While the rest of the world might be enduring the stress test, prospects for the startup industry have never looked quite as good. 2021 was an absolutely record-breaking year for startup funding across the board. However, as always, certain startup hubs have robust ecosystems allowing them to make more of this windfall than most. Boston is one of those hubs.
The startup scene is nothing new to the city of Boston. In fact, the city is considered a traditional venture capital hub that has only recently fallen behind rivals like Silicon Valley and New York City. However, of late, trends suggest that Boston is experiencing something of a renaissance, and startups in the city are primed to relive its glory days.
Below, we'll look at what's behind Boston's success as a prolific startup incubator, as well as what we can expect from this city in the future.
What Makes Boston Attractive for Startups?
As recently as 2017, Boston was ranked the number 1 startup hub in America in a report by the U.S. Chamber of Commerce Foundation and startup incubator 1776. Boston has always been an attractive location for startups, thanks to high capital and talent access. Beantown regularly tops the charts regarding startup density among U.S. cities. Currently, there are estimated to be well over 4,000 active startups in the city.
Boston is well-known as a hub for higher education, with well over 100 tertiary institutions in the greater Boston area. It's also the home of some of the U.S.' top universities, including Harvard University, Boston University, and MIT. This means that the city can churn out a young, highly-educated workforce at a factory scale to fuel the human resource needs of new and growing startups, particularly in hot fields like tech, science, and I.T.
A staggering 47.1% of adults in the Boston area have a Bachelor's degree or higher.
Let's not forget that Facebook and Microsoft, two of the largest companies in the world, were founded by students from this area. Even companies like Amazon and Twitter have offices in Boston to try and siphon in some of the area's talent.
Startups in the city have also generally enjoyed significant support from local government. In 2015, Mayor Martin Walsh and IBM co-founded StartHub - a centralized online platform built to connect and support the Greater Boston area's technology and early-stage startup community. It's initiatives like these as well as a strong co-working scene and sharing culture, that contribute to the city's strong connectivity in the startup scene.
To wrap it up, here are some of the components that make Boston so attractive to engineers and startups:
● Access to venture capital: While California and New York are still ahead, Massachusetts enjoys the third-highest venture capital of any U.S. state, raising $35.5 billion in 2021. Boston enjoyed $19 billion in funding between January and August 2021, up from $17 billion for the entirety of 2020. Boston is also home to highly active and well-funded V.C. firms, such as NextView, Pillar VC, Underscore, and OpenView.

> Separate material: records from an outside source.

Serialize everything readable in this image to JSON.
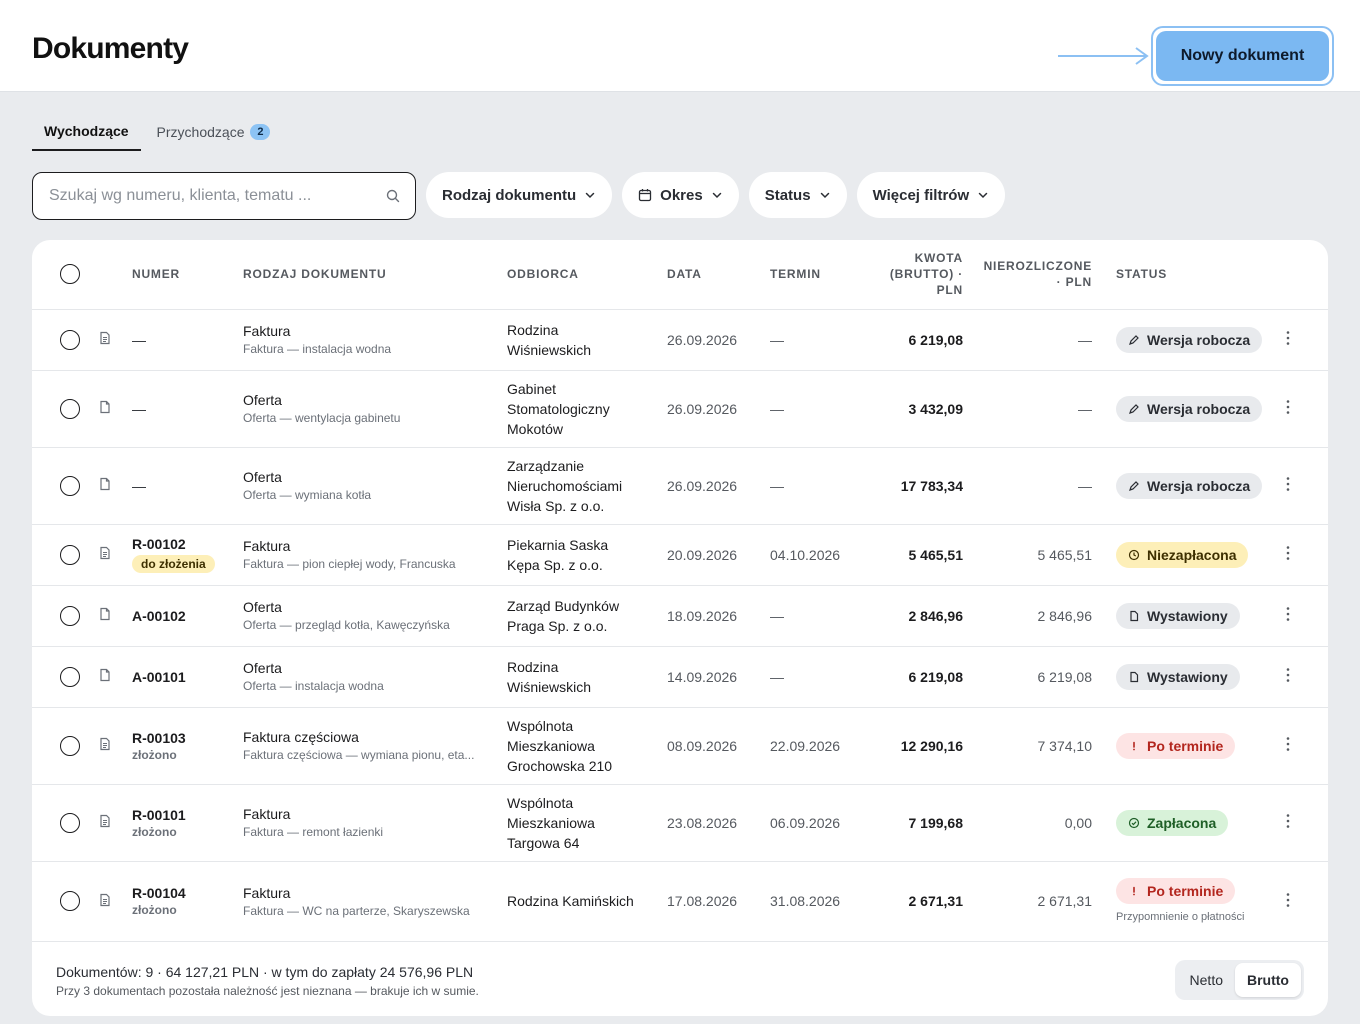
{
  "header": {
    "title": "Dokumenty",
    "new_document_label": "Nowy dokument"
  },
  "tabs": [
    {
      "label": "Wychodzące",
      "active": true
    },
    {
      "label": "Przychodzące",
      "count": "2"
    }
  ],
  "filters": {
    "search_placeholder": "Szukaj wg numeru, klienta, tematu ...",
    "document_type": "Rodzaj dokumentu",
    "period": "Okres",
    "status": "Status",
    "more": "Więcej filtrów"
  },
  "table": {
    "columns": {
      "number": "NUMER",
      "type": "RODZAJ DOKUMENTU",
      "recipient": "ODBIORCA",
      "date": "DATA",
      "due": "TERMIN",
      "amount_l1": "KWOTA",
      "amount_l2": "(BRUTTO) ·",
      "amount_l3": "PLN",
      "unsettled_l1": "NIEROZLICZONE",
      "unsettled_l2": "· PLN",
      "status": "STATUS"
    },
    "rows": [
      {
        "number": "—",
        "sub": "",
        "tag": "",
        "type": "Faktura",
        "type_sub": "Faktura — instalacja wodna",
        "recipient": [
          "Rodzina",
          "Wiśniewskich"
        ],
        "date": "26.09.2026",
        "due": "—",
        "amount": "6 219,08",
        "unsettled": "—",
        "status": "Wersja robocza",
        "status_kind": "draft",
        "status_note": "",
        "doc_icon": "invoice-icon"
      },
      {
        "number": "—",
        "sub": "",
        "tag": "",
        "type": "Oferta",
        "type_sub": "Oferta — wentylacja gabinetu",
        "recipient": [
          "Gabinet",
          "Stomatologiczny",
          "Mokotów"
        ],
        "date": "26.09.2026",
        "due": "—",
        "amount": "3 432,09",
        "unsettled": "—",
        "status": "Wersja robocza",
        "status_kind": "draft",
        "status_note": "",
        "doc_icon": "offer-icon"
      },
      {
        "number": "—",
        "sub": "",
        "tag": "",
        "type": "Oferta",
        "type_sub": "Oferta — wymiana kotła",
        "recipient": [
          "Zarządzanie",
          "Nieruchomościami",
          "Wisła Sp. z o.o."
        ],
        "date": "26.09.2026",
        "due": "—",
        "amount": "17 783,34",
        "unsettled": "—",
        "status": "Wersja robocza",
        "status_kind": "draft",
        "status_note": "",
        "doc_icon": "offer-icon"
      },
      {
        "number": "R-00102",
        "sub": "",
        "tag": "do złożenia",
        "type": "Faktura",
        "type_sub": "Faktura — pion ciepłej wody, Francuska",
        "recipient": [
          "Piekarnia Saska",
          "Kępa Sp. z o.o."
        ],
        "date": "20.09.2026",
        "due": "04.10.2026",
        "amount": "5 465,51",
        "unsettled": "5 465,51",
        "status": "Niezapłacona",
        "status_kind": "unpaid",
        "status_note": "",
        "doc_icon": "invoice-icon"
      },
      {
        "number": "A-00102",
        "sub": "",
        "tag": "",
        "type": "Oferta",
        "type_sub": "Oferta — przegląd kotła, Kawęczyńska",
        "recipient": [
          "Zarząd Budynków",
          "Praga Sp. z o.o."
        ],
        "date": "18.09.2026",
        "due": "—",
        "amount": "2 846,96",
        "unsettled": "2 846,96",
        "status": "Wystawiony",
        "status_kind": "issued",
        "status_note": "",
        "doc_icon": "offer-icon"
      },
      {
        "number": "A-00101",
        "sub": "",
        "tag": "",
        "type": "Oferta",
        "type_sub": "Oferta — instalacja wodna",
        "recipient": [
          "Rodzina",
          "Wiśniewskich"
        ],
        "date": "14.09.2026",
        "due": "—",
        "amount": "6 219,08",
        "unsettled": "6 219,08",
        "status": "Wystawiony",
        "status_kind": "issued",
        "status_note": "",
        "doc_icon": "offer-icon"
      },
      {
        "number": "R-00103",
        "sub": "złożono",
        "tag": "",
        "type": "Faktura częściowa",
        "type_sub": "Faktura częściowa — wymiana pionu, eta...",
        "recipient": [
          "Wspólnota",
          "Mieszkaniowa",
          "Grochowska 210"
        ],
        "date": "08.09.2026",
        "due": "22.09.2026",
        "amount": "12 290,16",
        "unsettled": "7 374,10",
        "status": "Po terminie",
        "status_kind": "overdue",
        "status_note": "",
        "doc_icon": "invoice-icon"
      },
      {
        "number": "R-00101",
        "sub": "złożono",
        "tag": "",
        "type": "Faktura",
        "type_sub": "Faktura — remont łazienki",
        "recipient": [
          "Wspólnota",
          "Mieszkaniowa",
          "Targowa 64"
        ],
        "date": "23.08.2026",
        "due": "06.09.2026",
        "amount": "7 199,68",
        "unsettled": "0,00",
        "status": "Zapłacona",
        "status_kind": "paid",
        "status_note": "",
        "doc_icon": "invoice-icon"
      },
      {
        "number": "R-00104",
        "sub": "złożono",
        "tag": "",
        "type": "Faktura",
        "type_sub": "Faktura — WC na parterze, Skaryszewska",
        "recipient": [
          "Rodzina Kamińskich"
        ],
        "date": "17.08.2026",
        "due": "31.08.2026",
        "amount": "2 671,31",
        "unsettled": "2 671,31",
        "status": "Po terminie",
        "status_kind": "overdue",
        "status_note": "Przypomnienie o płatności",
        "doc_icon": "invoice-icon"
      }
    ]
  },
  "footer": {
    "summary": "Dokumentów: 9 · 64 127,21 PLN · w tym do zapłaty 24 576,96 PLN",
    "note": "Przy 3 dokumentach pozostała należność jest nieznana — brakuje ich w sumie.",
    "toggle": {
      "netto": "Netto",
      "brutto": "Brutto",
      "selected": "brutto"
    }
  },
  "colors": {
    "accent": "#7bb8f2",
    "draft": "#e8eaed",
    "unpaid": "#fdefb8",
    "overdue": "#fde4e4",
    "paid": "#d8f2d9"
  }
}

● Track record of innovation: With top universities, tech giants, and groundbreaking startups, Boston remains fertile soil for innovation. V.C. firms, like NextView, highly regard Boston due to its penchant for fostering industry-leading companies and thought leadership.
● Connectivity and resources: Boston features a high density of startup incubators and professional services. On top of StartHub, startups can expect support from organizations like Techstars Boston, MassChallenge, Startup Institute Boston, and the Cambridge Innovation Center (CIC).
What Can We Expect in the Future?
Globally, 2022 funding numbers have been lower than the sky-high figures we saw in 2021. However, venture funding is still at unprecedentedly high levels. The funds are clearly still there for exciting startups with a solid plan for profitability. Some startup hubs, including Boston, have proven remarkably resilient, either holding their ground or enjoying even more funding than the record-breaking year that was 2021.
Boston has traditionally been a powerhouse of the startup tech scene and will likely continue this legacy. The COVID-19 pandemic has accelerated progress in health tech, fin-tech, and ed-tech fields. Having a clear emphasis on next-generation tech companies, Boston is primed to continue to be a leader in this space.
Another industry to keep your eyes on in Boston is robotics. The city has spawned at least 60 robotics companies, with startups like Boston Dynamics, Realtime Robotics, and iRobot making waves globally.
Boston also performs well when it comes to representation in the startup sector. 29% of startup founders in the city are women, behind only Chicago with 30%.
Because Boston tends to perform high in areas like having a collaborative community and innovative business concepts, its growth is expected to continue. In a survey of 200 employees and leaders in the startup sector, 60% stated that they feel optimistic regarding the well-being of Boston's startup ecosystem.
Because of all the factors contributing to Boston's success thus far, its startup ecosystem is considered more sustainable than most.
Carrying the Torch
A burgeoning and sustainable supply of skilled talent, easy access to capital and support, and a culture of innovation and community. These ingredients make up the recipe for the startup success secret sauce. Call it luck, fate, or destiny, but Boston has always enjoyed these in abundance. And, if current trends are any indication, that's not about to change any time soon.
There's a reason why some of the world's largest and most influential companies have their roots in Beantown. Looking at the roster of current startups, there are more than enough able and willing candidates to carry the torch. While it may have been in doubt at one point, it's clear now that Boston's golden startup days are not behind it but still ahead.